Racial capitalism is a corrosive force. It is an apparatus of disconnection. It separates people from the planet, people from other animals, people from other people, people from their labor. It also separates us from ourselves. If we are concerned with building a better world, then we must build spaces that foster (re)connection. We must build spaces where people can practice being with ourselves, each other, and the planet, differently. This work is about shutting down pipelines and it is also about building a new culture of being and relating.
What is it like to listen to someone with your whole body? To be both present with another being while also being present with yourself? What is it like to notice your impulses and urges that are part of how you have been conditioned into white supremacist capitalism — the contraction, the stricture, the shrinking; the activation, the impulse to dominate, control, dismiss. What is it like to notice these impulses and not react to them? What is it like to slow down enough that doing something differently becomes a choice? Where can you practice this new way of being with others in collective, knowing you are held and supported in your sincere efforts to change?
Camp Pipe Out was not a socialist utopia. There were snags and mistakes, and there was interpersonal harm. Attempts are now being made at repairing harm, at accountability that is non-carceral and restorative and transformative. We fell into old traps, old ways of being. We fell into old conditioning. This is also the work: failing, learning with humility, repairing, and trying again. It is not the mistake-making that makes us different from the capitalists, but the way we respond to our mistakes and to one another’s raw edges will set us on a different course.
Practicing Hope
Doing movement work requires that we be brave and fundamentally hopeful. I am not talking about bravery and hopefulness as feelings but rather as practices. I could not be a social worker, a socialist, a Water Protector, a lover, or a friend if I did not practice hope. To engage with a practice of hope is to embody a daring, wild kind of love. It is a love that animates, that insists on our continued living. It is a love that sees the goodness in all things so clearly that abandoning them becomes an impossibility. It is a love that understands itself as relational, as interdependent, as necessary, as a creative force. Practicing hope means we love ourselves, each other, and the planet enough to dare to create the conditions necessary for change to occur.
We all have our moments where we are gripped by despair and grief — that is okay; that is a normal, healthy response to our reality. Grief, after all, is the price we pay for love. To feel grief and rage is to attest to your own aliveness. And we cannot stay in despairing moments collectively. When we allow ourselves and one another to be caught up in the trap of reactivity, we are distracted from working toward our visions.

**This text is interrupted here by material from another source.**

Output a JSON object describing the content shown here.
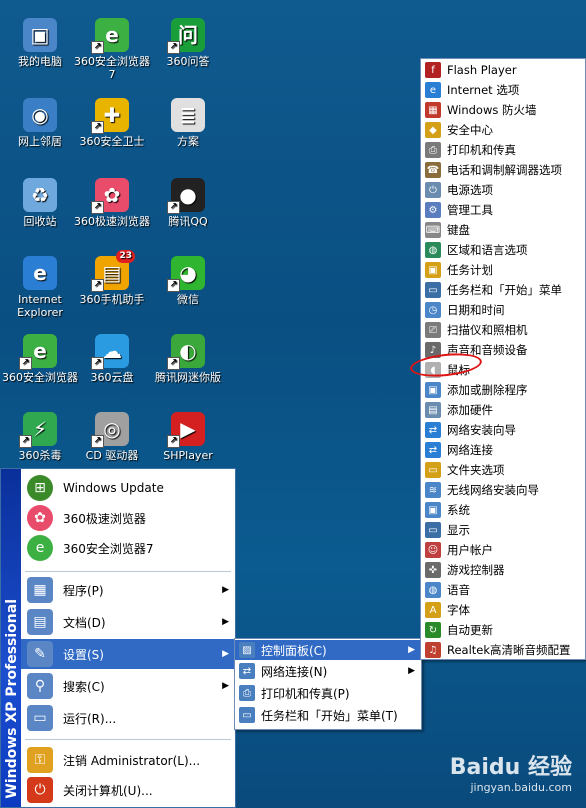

We must cultivate these visions and defend them with the same fervor with which we refuse our own annihilation. We must do the work of bringing them into being on a variety of scales with a cacophony of tactics and strategies. We must get comfortable messing up, learning our lessons, and trying again. We know what our ‘Nos’ are, and we must also “run full tilt towards what we love.” We must be brave enough to try to get this right.